Thrombin-mediated permeability of human microvascular pulmonary endothelial cells is calcium dependent

Background: In response to inflammation, endothelial cytoskeleton rearrangement, cell contraction, and intercellular gap formation contribute to a loss of capillary barrier integrity and resultant interstitial edema formation. The intracellular signals controlling these events are thought to be dependent on intracellular calcium concentration ([Ca2+](i)). We hypothesized that, in human pulmonary microvascular endothelial cells, a thrombin-induced increase in permeability to albumin would be dependent on [Ca2+](i) and subsequent actin cytoskeleton rearrangements. Methods: Human lung microvascular endothelial cells, grown on 0.4 mu mol/L pore membranes, were activated with 10 nmol/L human thrombin in Hank's balanced salt solution/0.5% fetal bovine serum. Select cultures were pretreated (45 minutes) with 4 mu mol Fura-2/AM to chelate Ca-i(2+). Permeability was assessed as diffusion of bovine serum albumin/biotin across the monolayer. Similarly treated cells were stained with rhodamine-phalloidin to demonstrate actin cytoskeletal morphology.
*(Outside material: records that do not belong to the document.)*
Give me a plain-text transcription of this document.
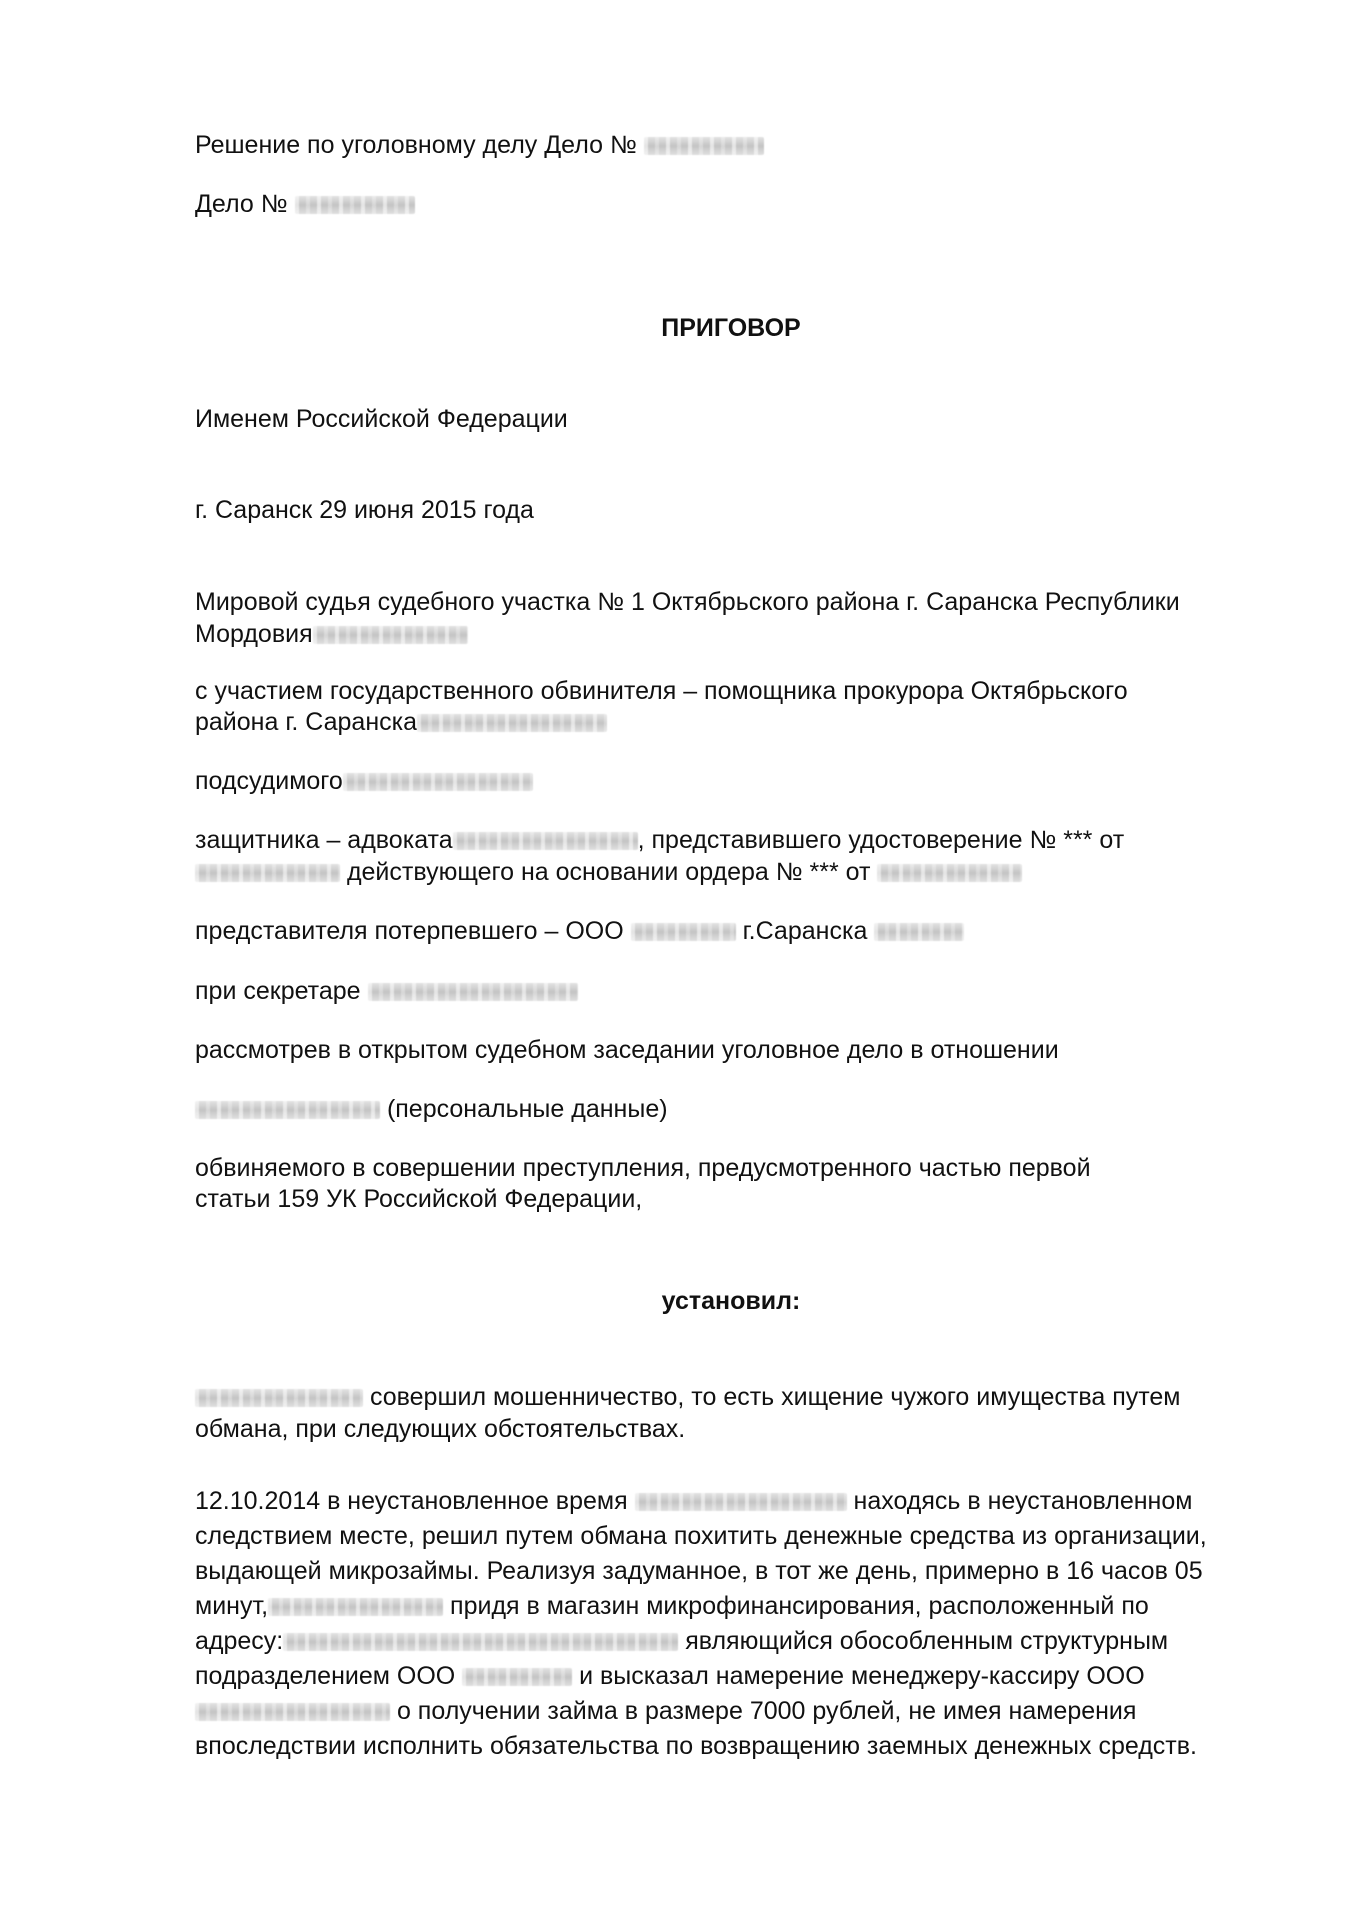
Решение по уголовному делу Дело №
Дело №
ПРИГОВОР
Именем Российской Федерации
г. Саранск 29 июня 2015 года
Мировой судья судебного участка № 1 Октябрьского района г. Саранска Республики
Мордовия
с участием государственного обвинителя – помощника прокурора Октябрьского
района г. Саранска
подсудимого
защитника – адвоката	, представившего удостоверение № *** от
действующего на основании ордера № *** от
представителя потерпевшего – ООО	г.Саранска
при секретаре
рассмотрев в открытом судебном заседании уголовное дело в отношении
(персональные данные)
обвиняемого в совершении преступления, предусмотренного частью первой
статьи 159 УК Российской Федерации,
установил:
совершил мошенничество, то есть хищение чужого имущества путем
обмана, при следующих обстоятельствах.
12.10.2014 в неустановленное время	находясь в неустановленном
следствием месте, решил путем обмана похитить денежные средства из организации,
выдающей микрозаймы. Реализуя задуманное, в тот же день, примерно в 16 часов 05
минут,	придя в магазин микрофинансирования, расположенный по
адресу:	являющийся обособленным структурным
подразделением ООО	и высказал намерение менеджеру-кассиру ООО
о получении займа в размере 7000 рублей, не имея намерения
впоследствии исполнить обязательства по возвращению заемных денежных средств.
Separately, cells loaded 2 mu mol Fura-2/AM were assessed at OD340/380nm after thrombin exposure to detect free [Ca2+](i). Results: Intracellular [Ca2+] levels increased 15-fold (2 seconds) and fell to baseline (10 minutes) after thrombin. Permeability increased 10-fold (30 minutes), and a shift from cortical to actin stress fiber morphology was observed. Chelation of Ca-i(2+) diminished permeability to base-line and reduced the percentage of cells exhibiting stress fiber formation. Conclusion: Thrombin stimulates pulmonary capillary leak by affecting the barrier function of activated pulmonary endothelial cells. These data demonstrate a thrombin-stimulated increase in monolayer permeability, and cytoskeletal F-actin stress fibers were, in part, regulated by endothelial [Ca2+](i). This early, transient rise in [Ca2+](i) likely activates downstream pathways that more directly affect the intracellular endothelial structural changes that control vascular integrity.